Okay, that’s literally tautological. I’m not sure this problem has any internal structure that makes it possible to engage with further, then. I guess I can link the Gooder Regulator Theorem, which seems to formalize the “to get a model that learns to distinguish between two underlying system-states, we need a test that can distinguish between two underlying system-states”.
Mostly—the opaque test is something like an obfuscated physics simulation, and so it tells you if things look good. So you try a bunch of random actions until you get one where things look good. But if you can’t understand the simulation, or the mechanics of the sensor tampering, then there’s not much to do after that so it seems like we’re in trouble.

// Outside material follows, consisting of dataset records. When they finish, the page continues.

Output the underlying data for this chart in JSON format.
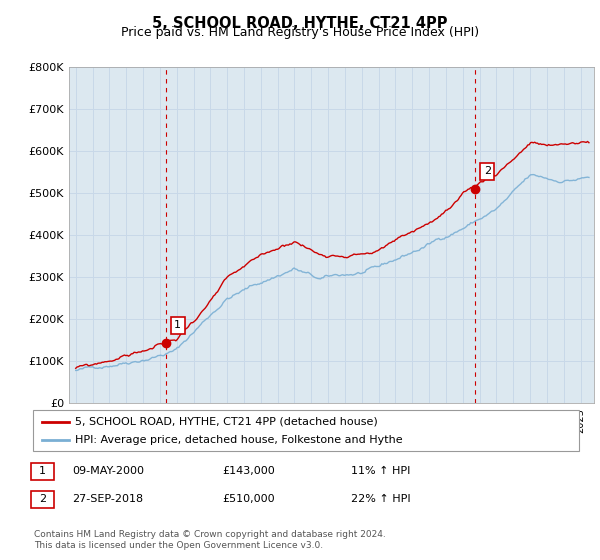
{
  "title": "5, SCHOOL ROAD, HYTHE, CT21 4PP",
  "subtitle": "Price paid vs. HM Land Registry's House Price Index (HPI)",
  "ylabel_ticks": [
    "£0",
    "£100K",
    "£200K",
    "£300K",
    "£400K",
    "£500K",
    "£600K",
    "£700K",
    "£800K"
  ],
  "ytick_values": [
    0,
    100000,
    200000,
    300000,
    400000,
    500000,
    600000,
    700000,
    800000
  ],
  "ylim": [
    0,
    800000
  ],
  "xlim_start": 1994.6,
  "xlim_end": 2025.8,
  "red_color": "#cc0000",
  "blue_color": "#7aafd4",
  "vline_color": "#cc0000",
  "grid_color": "#c8d8e8",
  "bg_color": "#dce8f0",
  "plot_bg": "#dce8f0",
  "marker1_x": 2000.35,
  "marker1_y": 143000,
  "marker2_x": 2018.75,
  "marker2_y": 510000,
  "legend_label1": "5, SCHOOL ROAD, HYTHE, CT21 4PP (detached house)",
  "legend_label2": "HPI: Average price, detached house, Folkestone and Hythe",
  "annotation1_label": "1",
  "annotation2_label": "2",
  "table_row1": [
    "1",
    "09-MAY-2000",
    "£143,000",
    "11% ↑ HPI"
  ],
  "table_row2": [
    "2",
    "27-SEP-2018",
    "£510,000",
    "22% ↑ HPI"
  ],
  "footer": "Contains HM Land Registry data © Crown copyright and database right 2024.\nThis data is licensed under the Open Government Licence v3.0.",
  "title_fontsize": 10.5,
  "subtitle_fontsize": 9
}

It seems like there are plenty of hopes:
I have a single lame example of the phenomenon, which feels extremely unlike sensor tampering. We could get more examples of hard-to-distinguish mechanisms, and understand whether sensor tampering could work this way or if there is some property that means it’s OK.
In fact it is possible to distinguish Carmichael numbers and primes, and moreover we have a clean dataset that we can use to specify which one we want. So in this case there is enough internal structure to do the distinguishing, and the problem is just that the distinguisher is too complex and it’s not clear how to find it automatically. We could work on that.

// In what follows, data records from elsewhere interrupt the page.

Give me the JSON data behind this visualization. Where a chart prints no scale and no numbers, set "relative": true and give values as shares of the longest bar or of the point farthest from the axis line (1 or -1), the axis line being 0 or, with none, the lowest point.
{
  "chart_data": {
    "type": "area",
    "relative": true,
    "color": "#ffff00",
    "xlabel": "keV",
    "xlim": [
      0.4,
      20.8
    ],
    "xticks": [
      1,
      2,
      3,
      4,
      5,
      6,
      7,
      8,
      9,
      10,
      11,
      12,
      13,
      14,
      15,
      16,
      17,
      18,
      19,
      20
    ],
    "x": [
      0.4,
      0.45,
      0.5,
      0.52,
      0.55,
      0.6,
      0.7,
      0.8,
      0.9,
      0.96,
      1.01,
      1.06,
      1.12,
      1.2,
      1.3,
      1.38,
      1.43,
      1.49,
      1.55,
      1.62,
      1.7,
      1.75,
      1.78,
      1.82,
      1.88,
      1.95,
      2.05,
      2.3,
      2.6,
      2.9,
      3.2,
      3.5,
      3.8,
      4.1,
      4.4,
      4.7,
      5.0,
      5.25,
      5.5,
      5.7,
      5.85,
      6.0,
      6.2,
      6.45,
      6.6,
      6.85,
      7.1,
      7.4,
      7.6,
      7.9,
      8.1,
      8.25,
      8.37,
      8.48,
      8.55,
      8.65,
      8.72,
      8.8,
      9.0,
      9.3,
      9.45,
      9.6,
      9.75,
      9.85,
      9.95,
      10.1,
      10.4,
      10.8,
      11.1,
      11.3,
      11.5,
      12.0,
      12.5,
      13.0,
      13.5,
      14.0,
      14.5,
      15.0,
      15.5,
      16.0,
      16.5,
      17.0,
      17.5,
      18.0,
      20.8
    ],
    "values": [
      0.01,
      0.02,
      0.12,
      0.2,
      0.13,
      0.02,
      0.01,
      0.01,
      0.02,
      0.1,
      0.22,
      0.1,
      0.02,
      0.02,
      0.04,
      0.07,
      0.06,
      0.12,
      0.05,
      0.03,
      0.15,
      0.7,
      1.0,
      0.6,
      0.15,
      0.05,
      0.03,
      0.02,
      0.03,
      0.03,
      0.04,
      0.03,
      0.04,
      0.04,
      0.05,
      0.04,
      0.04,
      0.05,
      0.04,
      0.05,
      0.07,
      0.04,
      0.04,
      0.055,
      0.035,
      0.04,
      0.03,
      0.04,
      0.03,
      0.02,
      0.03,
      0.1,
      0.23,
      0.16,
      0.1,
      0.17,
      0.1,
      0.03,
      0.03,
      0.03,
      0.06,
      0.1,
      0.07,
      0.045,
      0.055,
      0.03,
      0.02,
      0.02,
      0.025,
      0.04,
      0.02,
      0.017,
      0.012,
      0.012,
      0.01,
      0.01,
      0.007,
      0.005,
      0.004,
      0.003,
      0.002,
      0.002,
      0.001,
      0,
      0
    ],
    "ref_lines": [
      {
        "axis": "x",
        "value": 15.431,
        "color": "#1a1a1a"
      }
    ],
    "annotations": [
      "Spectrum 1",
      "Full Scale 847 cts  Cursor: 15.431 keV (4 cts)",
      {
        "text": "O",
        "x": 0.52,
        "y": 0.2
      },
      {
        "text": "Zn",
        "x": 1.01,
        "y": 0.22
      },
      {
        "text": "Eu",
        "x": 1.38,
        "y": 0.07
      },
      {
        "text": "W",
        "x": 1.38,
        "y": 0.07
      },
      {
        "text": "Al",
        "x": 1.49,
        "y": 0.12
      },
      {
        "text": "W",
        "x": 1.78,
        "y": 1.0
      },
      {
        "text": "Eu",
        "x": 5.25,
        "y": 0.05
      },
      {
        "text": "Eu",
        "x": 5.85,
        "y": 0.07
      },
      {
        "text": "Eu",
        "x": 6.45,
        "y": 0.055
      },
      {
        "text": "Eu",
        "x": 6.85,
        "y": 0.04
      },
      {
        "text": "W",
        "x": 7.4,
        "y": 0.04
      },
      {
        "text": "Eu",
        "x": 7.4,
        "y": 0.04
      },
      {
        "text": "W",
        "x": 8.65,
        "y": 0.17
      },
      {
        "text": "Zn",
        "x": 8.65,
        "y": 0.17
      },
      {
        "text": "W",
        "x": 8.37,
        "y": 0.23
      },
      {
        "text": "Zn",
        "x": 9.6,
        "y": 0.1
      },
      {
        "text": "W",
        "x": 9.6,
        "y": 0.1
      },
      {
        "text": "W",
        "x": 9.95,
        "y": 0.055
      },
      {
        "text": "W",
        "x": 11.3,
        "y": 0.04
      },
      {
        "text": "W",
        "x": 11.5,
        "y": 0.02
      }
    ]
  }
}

We could try to argue that without a model of sensor tampering an AI has limited ability to make it happen, so we can just harden sensor enough that it can’t happen by chance and then declare victory.

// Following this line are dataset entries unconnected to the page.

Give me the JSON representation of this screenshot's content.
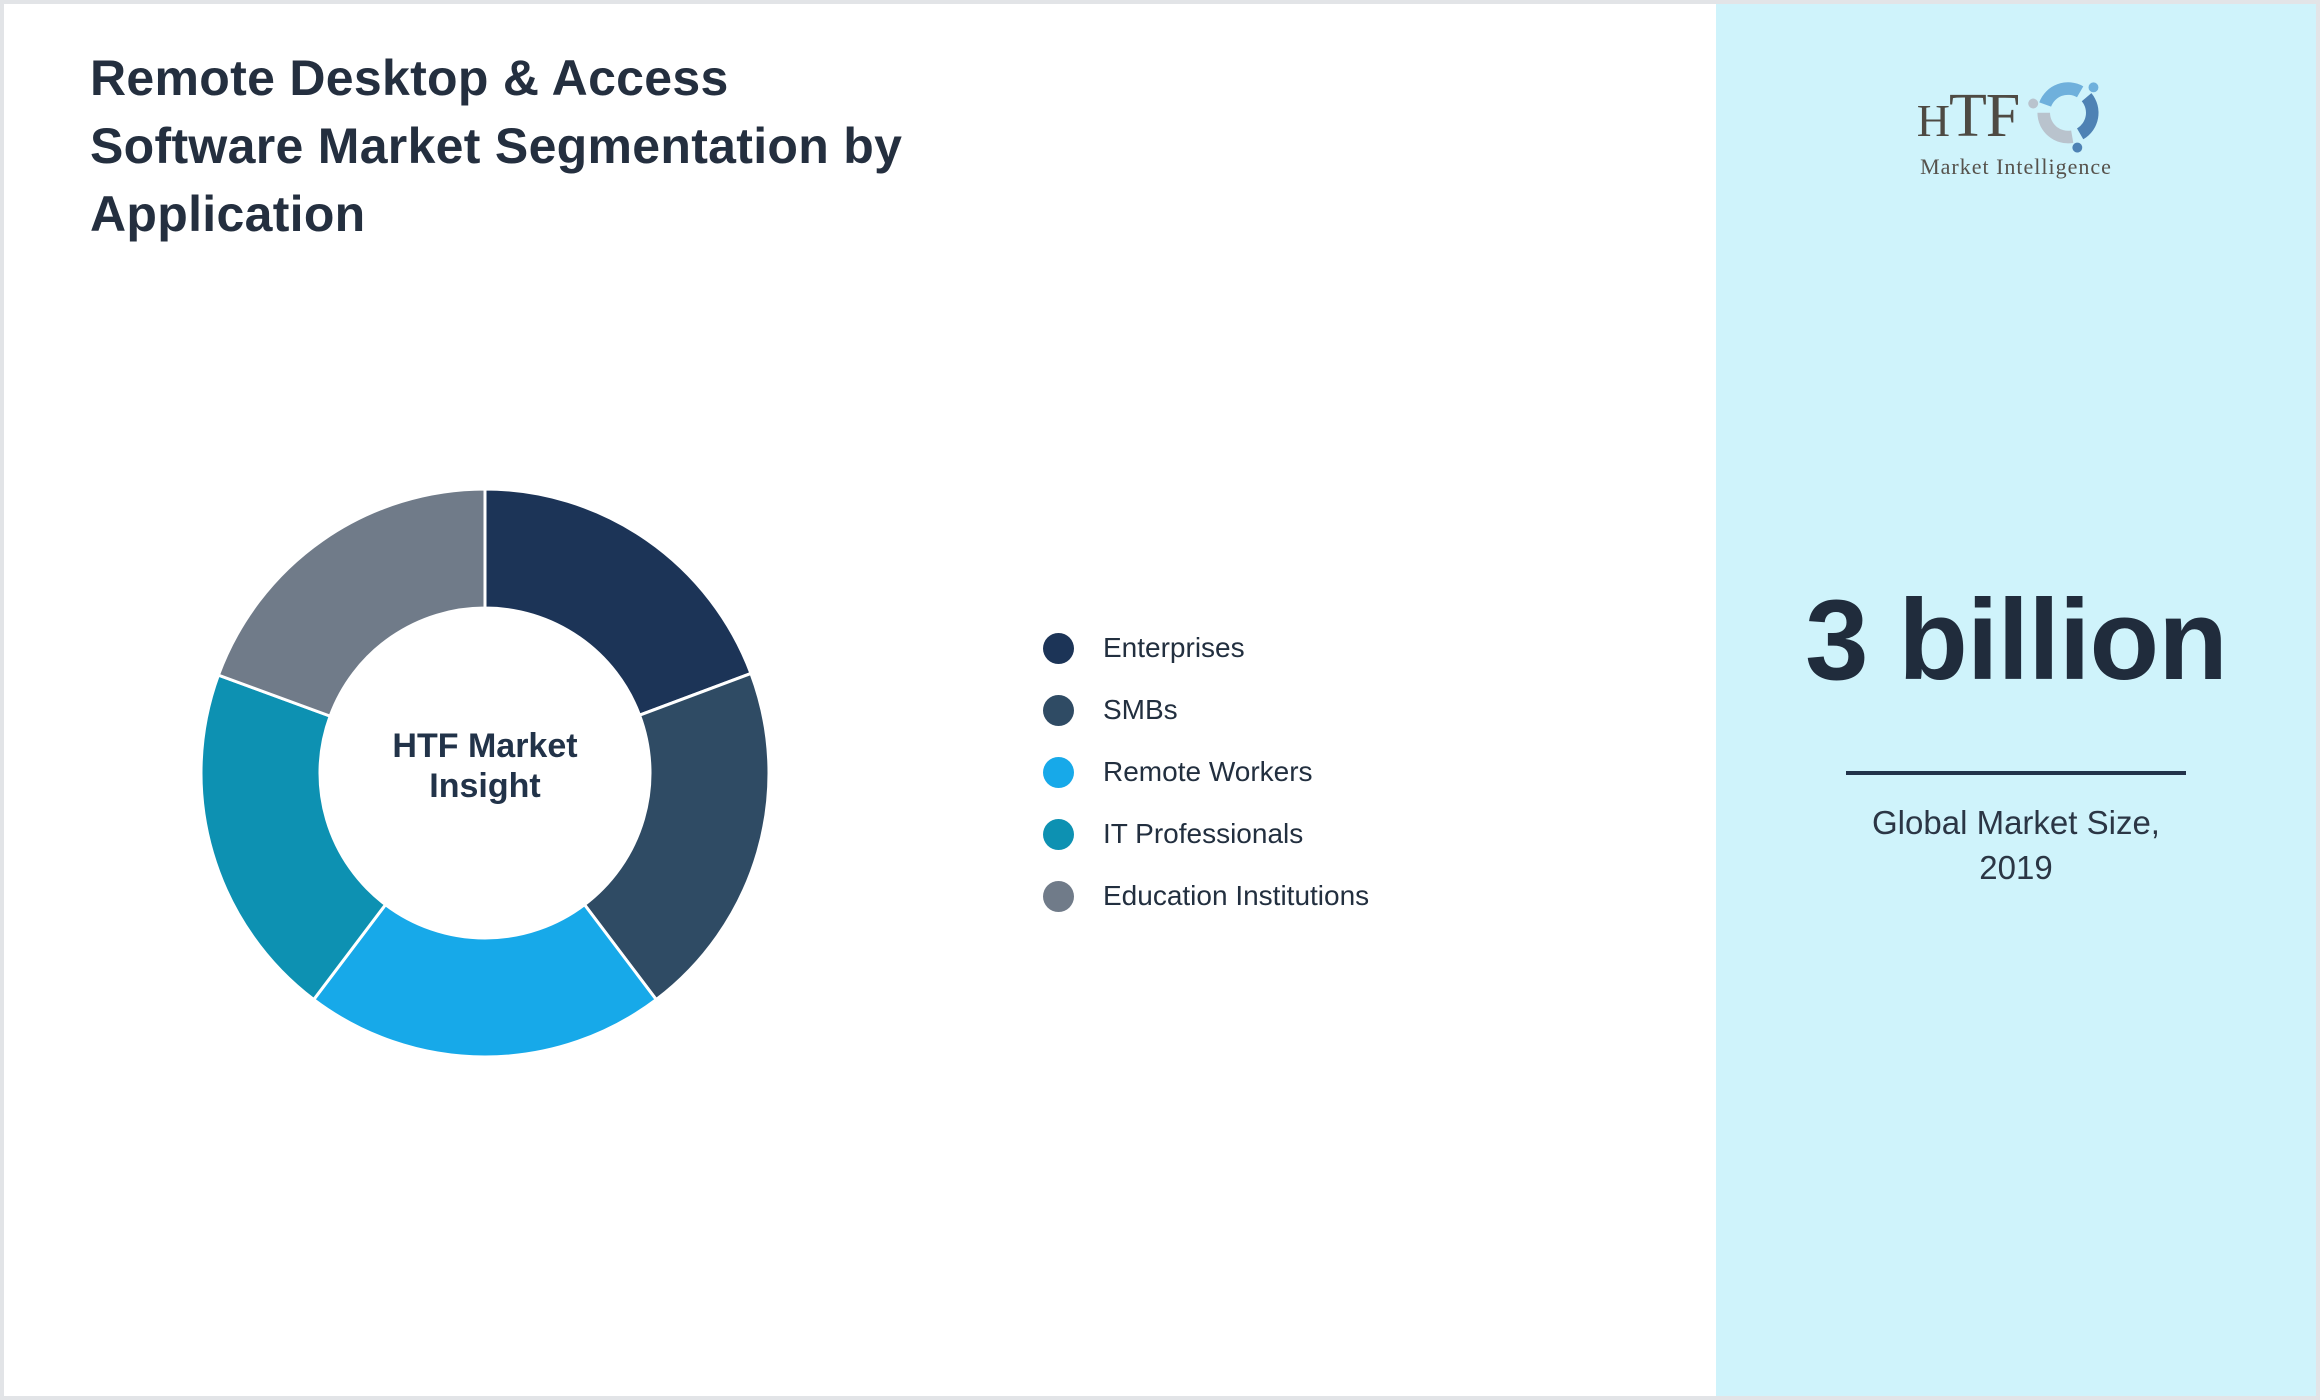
{
  "page": {
    "background": "#ffffff",
    "border_color": "#e2e4e7"
  },
  "title_lines": [
    "Remote Desktop & Access",
    "Software Market Segmentation by",
    "Application"
  ],
  "chart_data": {
    "type": "pie",
    "subtype": "donut",
    "title": "Remote Desktop & Access Software Market Segmentation by Application",
    "center_label": "HTF Market Insight",
    "legend_position": "right",
    "labels": [
      "Enterprises",
      "SMBs",
      "Remote Workers",
      "IT Professionals",
      "Education Institutions"
    ],
    "values": [
      19.3,
      20.4,
      20.6,
      20.3,
      19.4
    ],
    "values_note": "percent share estimated from segment angles; no data labels shown in image",
    "colors": [
      "#1c3457",
      "#2f4b64",
      "#17a9e9",
      "#0d91b2",
      "#707b89"
    ],
    "start_angle_deg": 0,
    "separator_color": "#ffffff",
    "inner_radius_ratio": 0.58
  },
  "sidebar": {
    "background": "#cff3fb",
    "logo": {
      "text_h": "H",
      "text_tf": "TF",
      "subtext": "Market Intelligence",
      "mark_colors": [
        "#6fb0dc",
        "#4e82b4",
        "#b9c3cd"
      ]
    },
    "stat": {
      "value": "3 billion",
      "label_lines": [
        "Global Market Size,",
        "2019"
      ],
      "divider_color": "#22334a"
    }
  }
}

More generally, I’m not happy to give up because “in this situation there’s nothing we can do,” I want to understand whether the bad situation is plausible, and if it is plausible then how you can measure to fee it is’ happening, and how to formalize the kind of assumptions that we’d need to make the problem soluble.
I think it’d need to be something weirder than just a physics simulation, to reach the necessary level of obfuscation. Like an interwoven array of highly-specialized heuristics and physical models which blend together in a truly incomprehensible way, and which itself can’t tell whether there’s etheric interference involved or not. The way Fermat’s test can’t tell a Carmichael number from a prime — it just doesn’t interact with the input number in a way that’d reveal the difference between their internal structures.
By analogy, we’d need some “simulation” which doesn’t interact with the sensory input in a way that can reveal a structural difference between the presence of a specific type of tampering and the absence of any tampering at all (while still detecting many other types of tampering). Otherwise, we’d have to be able to detect undesirable behavior, with sufficiently advanced interpretability tools. Inasmuch as physical simulations spin out causal models of events, they wouldn’t fit the bill.
It’s a really weird image, and it seems like it ought to be impossible for any complex real-life scenarios. Maybe it’s provably impossible, i. e. we can mathematically prove that any model of the world with the necessary capabilities would have distinguishable states for “no interference” and “yes interference”.
Models of world-models is a research direction I’m currently very interested in, so hopefully we can just rule that scenario out, eventually.
Oh, I agree. I’m just saying that there doesn’t seem to be any other approaches aside from “figure out whether this sort of worst case is even possible, and under what circumstances” and “figure out how to distinguish bad states from good states at the object-level, for whatever concrete task you’re training the AI”.
I definitely agree that this sounds like a really bizarre sort of model and it seems like we should be able to rule it out one way or another. If we can’t then it suggests a different source of misalignment from the kind of thing I normally worry about.